Insulin controls hepatic glucose and fatty acid metabolism in response to macronutrients. Glucose metabolism causes the rise of ATP/ADP ratios and subsequently stimulates the release of insulin granules in pancreatic β-cells [28]. Glucose stimulated insulin secretion (GSIS) is impaired in VAD rats and is recovered by VA repletion [25]. Additionally, VAD rats had pancreatic β-cell dysfunction, which may be attributed to a reduction in fetal β-cell mass [29]. In isolated rat pancreatic islets, retinol either potentiated (0.1μmol/L) or inhibited (100 μmol/L) GSIS [30]. RA was capable of potentiating GSIS via induction of transglutaminase activity in INS-1 insulin secreting cells [31]. Recently, it has been shown that pancreatic β-cells produce 9-cis RA which level is elevated in islets of diet-induced obesity, ob/ob and db/db mice [32]. When mouse islets were treated with 9-cis RA, GSIS was reduced due to a reduction in GLUT2 and GK activities [32]. In addition, lipid depletion in pancreatic β-cells caused impairment of GSIS, which can be restored in the presence of FAs [33]. RA has been reported to induce Srebp-1c mRNA in INS-1 cells [20]. Taken together, VA status or retinoid levels can indirectly control hepatic glucose and FA metabolism through regulating the insulin secretion from pancreatic β-cells. If RA is produced in the islets, it becomes essential to learn the mechanism for the production of the various RA isoforms to fully understand the roles of the retinoids in pancreatic β-cell functions.

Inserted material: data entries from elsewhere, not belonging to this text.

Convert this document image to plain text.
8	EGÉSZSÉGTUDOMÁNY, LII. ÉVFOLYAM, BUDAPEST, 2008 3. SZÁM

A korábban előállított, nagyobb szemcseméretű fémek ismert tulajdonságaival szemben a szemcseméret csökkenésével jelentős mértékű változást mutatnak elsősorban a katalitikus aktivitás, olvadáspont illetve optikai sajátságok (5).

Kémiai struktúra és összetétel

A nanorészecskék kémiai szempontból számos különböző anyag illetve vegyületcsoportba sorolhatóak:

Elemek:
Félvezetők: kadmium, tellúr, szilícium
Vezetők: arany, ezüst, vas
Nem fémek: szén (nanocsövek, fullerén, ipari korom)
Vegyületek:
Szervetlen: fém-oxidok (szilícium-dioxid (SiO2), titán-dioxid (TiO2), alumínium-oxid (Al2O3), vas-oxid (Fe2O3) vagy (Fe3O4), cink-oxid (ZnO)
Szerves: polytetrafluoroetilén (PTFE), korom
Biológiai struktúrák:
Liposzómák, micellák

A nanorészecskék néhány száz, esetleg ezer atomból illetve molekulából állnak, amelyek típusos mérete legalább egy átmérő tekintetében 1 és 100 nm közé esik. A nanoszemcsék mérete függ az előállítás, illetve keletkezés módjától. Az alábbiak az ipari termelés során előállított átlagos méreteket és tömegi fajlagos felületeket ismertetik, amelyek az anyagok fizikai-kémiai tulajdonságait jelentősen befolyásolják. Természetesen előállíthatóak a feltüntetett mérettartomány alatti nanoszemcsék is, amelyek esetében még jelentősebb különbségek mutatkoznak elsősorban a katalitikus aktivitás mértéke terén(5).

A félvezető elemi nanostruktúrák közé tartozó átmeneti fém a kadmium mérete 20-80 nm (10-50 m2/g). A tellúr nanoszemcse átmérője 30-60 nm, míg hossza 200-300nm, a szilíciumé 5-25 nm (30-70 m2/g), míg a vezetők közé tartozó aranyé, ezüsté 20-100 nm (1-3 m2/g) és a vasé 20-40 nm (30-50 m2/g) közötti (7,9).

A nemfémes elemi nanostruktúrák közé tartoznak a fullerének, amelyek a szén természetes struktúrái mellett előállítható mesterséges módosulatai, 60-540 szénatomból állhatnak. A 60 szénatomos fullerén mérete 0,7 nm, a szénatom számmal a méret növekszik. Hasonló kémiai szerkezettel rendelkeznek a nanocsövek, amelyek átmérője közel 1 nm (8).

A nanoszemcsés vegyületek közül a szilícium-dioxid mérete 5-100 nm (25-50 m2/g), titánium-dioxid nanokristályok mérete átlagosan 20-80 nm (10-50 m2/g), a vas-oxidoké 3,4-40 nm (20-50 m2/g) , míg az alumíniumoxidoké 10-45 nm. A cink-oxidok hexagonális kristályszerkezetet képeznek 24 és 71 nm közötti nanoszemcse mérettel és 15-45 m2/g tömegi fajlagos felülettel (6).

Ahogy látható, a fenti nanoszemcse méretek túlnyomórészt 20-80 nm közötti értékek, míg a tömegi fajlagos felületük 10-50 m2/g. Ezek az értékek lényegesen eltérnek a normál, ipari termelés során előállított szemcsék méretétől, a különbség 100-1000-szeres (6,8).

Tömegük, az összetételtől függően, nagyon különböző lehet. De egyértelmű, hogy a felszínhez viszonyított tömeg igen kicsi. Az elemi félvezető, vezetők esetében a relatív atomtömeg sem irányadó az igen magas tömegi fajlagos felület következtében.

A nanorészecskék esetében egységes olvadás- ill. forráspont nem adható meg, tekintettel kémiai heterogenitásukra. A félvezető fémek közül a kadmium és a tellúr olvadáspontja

Summary and Future Perspectives

Micronutrients play essential roles in various physiological processes. Despite the obvious link between nutrition and metabolic diseases, the roles of individual micronutrients in their development have not yet been revealed. It is safe to say that VA status and retinoids affect the hepatic glucose and FA metabolism directly through the regulation of the expression of genes involved or indirectly via controlling insulin secretion. It is imperative to understand the molecular mechanisms that VA employs to regulate hepatic and glucose metabolism, the impact of VA status in the development of obesity and diabetes, as well as the physiological effects of retinoids on hormonal actions leading to metabolic diseases. This understanding may provide a novel therapeutic technique for controlling abnormal hepatic glucose and lipid metabolism, and thus improving diabetic and obese phenotypes.